In [321]:
import pandas_datareader.data as web
import pandas as pd
import numpy as np

from matplotlib import pyplot as plt
import plotly.graph_objects as go
import plotly.express as px
import seaborn as sns
sns.set_style('darkgrid')
sns.set_palette('viridis')

from datetime import datetime

from sklearn.model_selection import train_test_split
from sklearn.linear_model import LinearRegression

from sklearn.preprocessing import PolynomialFeatures
from sklearn.pipeline import make_pipeline
from sklearn.linear_model import LinearRegression


In [260]:
Quarterly = pd.read_csv("SP_Quarterly.csv").iloc[::-1]

In [261]:
Quarterly

Unnamed: 0,DATE,OPERATING_EARNINGS_PER_SHARE,AS_REPORTED_EARNINGS_PER_SHARE,CASH_DIVIDENDS_PER_SHARE,SALES_PER_SHARE,BOOK_VAL_PER_SHARE,CAPEX_PER_SHARE,PRICE,DIVISOR
132,,,,,,,,,
131,31/03/1988,$5.48,$5.53,$2.24,,,,258.89,6977.40
130,30/06/1988,$6.05,$6.22,$2.50,,,,273.50,6956.73
129,30/09/1988,$6.22,$6.38,$2.46,,,,271.91,6930.89
128,31/12/1988,$6.37,$5.62,$2.54,,,,277.72,6829.56
...,...,...,...,...,...,...,...,...,...
4,31/12/2019,$39.18,$35.53,$15.21,$369.23,$914.49,$23.23,3230.78,8282.73
3,31/03/2020,$19.50,$11.88,$15.32,$332.59,$885.59,$19.82,2584.59,8289.27
2,30/06/2020,$26.79,$17.83,$14.35,$315.61,$901.97,$17.17,3100.29,8269.11
1,30/09/2020,$37.90,$32.98,$13.97,$346.71,$920.34,$17.94,3363.00,8286.67


## Data tidying
We're going to be using the price and cash_dividends columns so we're going to need to drop null values for those columns. we also need to change the prices to numeric values, and it might help to have the dates as datetime objects

In [262]:
currency_cols = ['OPERATING_EARNINGS_PER_SHARE',
       'AS_REPORTED_EARNINGS_PER_SHARE', 'CASH_DIVIDENDS_PER_SHARE',
       'SALES_PER_SHARE', 'BOOK_VAL_PER_SHARE', 'CAPEX_PER_SHARE']

for col in currency_cols:
    Quarterly[col] = Quarterly[col].apply(lambda e: eval(str(e)[2:].strip(" ")) if str(e)[1] == '$' else e)
    
Quarterly.dropna(subset=['CASH_DIVIDENDS_PER_SHARE'],inplace = True)   
Quarterly.PRICE = Quarterly.PRICE.apply(lambda e: eval("".join(str(e).split(","))))
Quarterly.DIVISOR = pd.to_numeric(Quarterly.DIVISOR)
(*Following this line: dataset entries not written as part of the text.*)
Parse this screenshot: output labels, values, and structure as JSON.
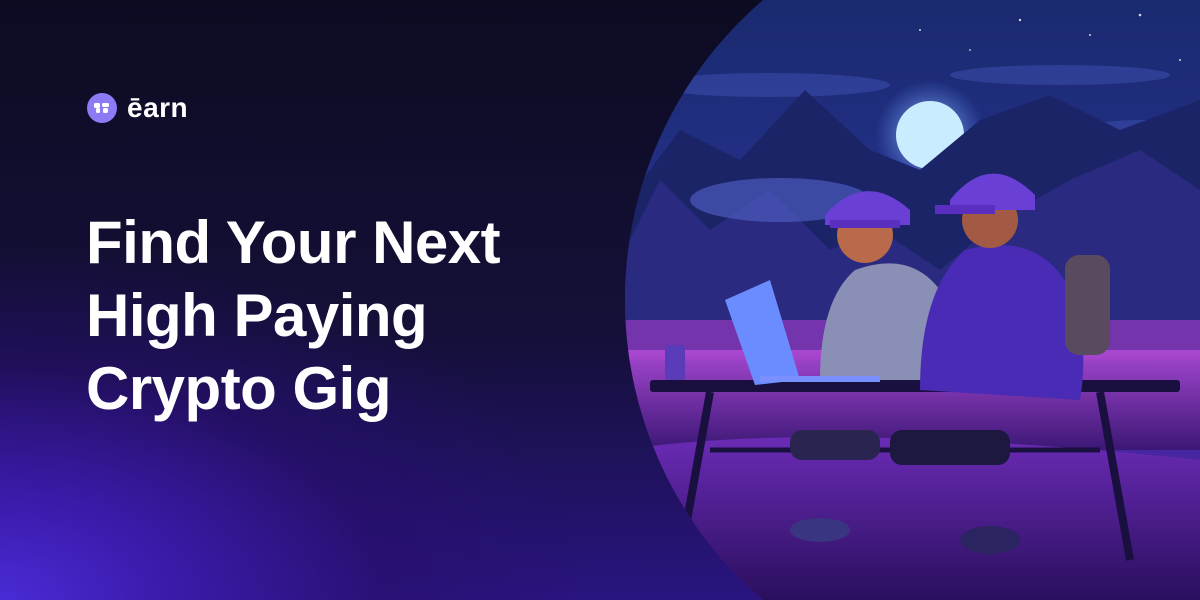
{
  "brand": {
    "name": "ēarn",
    "mark_icon": "earn-logo-icon",
    "accent": "#8b7cf6"
  },
  "hero": {
    "lines": [
      "Find Your Next",
      "High Paying",
      "Crypto Gig"
    ]
  },
  "illustration": {
    "subject": "two people working on a laptop at a table under a night sky with mountains and moon"
  },
  "colors": {
    "background_dark": "#0d0b22",
    "glow": "#4a2bd6",
    "text": "#ffffff"
  }
}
# CONVERTS DATE STRING TO DATETIME OBJECT
def to_dt_obj(date):
    dmy = list(map(lambda x: int(x),date.split('/')))
    return datetime(dmy[2],dmy[1],dmy[0])


Quarterly.DATE = Quarterly.DATE.apply(lambda date: to_dt_obj(date))


we can check the data types to see if theyre how we want them

In [263]:
Quarterly.dtypes

DATE                              datetime64[ns]
OPERATING_EARNINGS_PER_SHARE             float64
AS_REPORTED_EARNINGS_PER_SHARE           float64
CASH_DIVIDENDS_PER_SHARE                 float64
SALES_PER_SHARE                          float64
BOOK_VAL_PER_SHARE                       float64
CAPEX_PER_SHARE                          float64
PRICE                                    float64
DIVISOR                                  float64
dtype: object

## Approximate Dividend Growth

In [264]:
def range_slider(fig,buttons = None):
    if not buttons:
        buttons = [
                dict(count=7,
                     label="1w",
                     step="day",
                     stepmode="todate"),
                dict(count=14,
                     label="2w",
                     step="day",
                     stepmode="todate"),
                dict(count=1,
                     label="1m",
                     step="month",
                     stepmode="backward"),
                dict(step="all")
            ]
    fig.update_layout(
    xaxis=dict(
        rangeselector=dict(
            buttons=list(buttons)
        ),
        rangeslider=dict(
            visible=True
        ),
        type="date"
    ))
    
buttons = [
                dict(count=1,
                     label="1y",
                     step="year",
                     stepmode="backward"),
                dict(count=5,
                     label="5y",
                     step="year",
                     stepmode="backward"),
    
                dict(step="all")
            ]

In [265]:
Quarterly["ROLLING_AVERAGE_DIVIDENDS PER SHARE"] = Quarterly.CASH_DIVIDENDS_PER_SHARE.rolling(window=10).mean()

In [266]:

plot = px.line(Quarterly,x = 'DATE', y = ["CASH_DIVIDENDS_PER_SHARE","ROLLING_AVERAGE_DIVIDENDS PER SHARE"],
              labels={
                         "value": "Divident per share ($)"
                     },
              title="Variation in S&P 500 Dividends since 1988")
range_slider(plot,buttons)
plot.show()

Approximating the divident growth is difficult. Suppose we approximated the slope begining in 2010. We'd get a different result than if we started in 1990. The problem here is working out whether something fundamentally changed in 2007 which altered the rate of divident growth, or whether this is just a deviation that will converge back to a constant historic mean. We also see a substantial slump at the very top of the curve in 2020. If we're valuing the market now, and we care more about more immediate rewards (the time value of money), then maybe we should pay more attention to current trends.

### Predicting Growth

We can use a polynomial regressor to try and predict the growth of the S&P

In [324]:
degree=3
polyreg=make_pipeline(PolynomialFeatures(degree),LinearRegression())
polyreg.fit(date,Quarterly.CASH_DIVIDENDS_PER_SHARE)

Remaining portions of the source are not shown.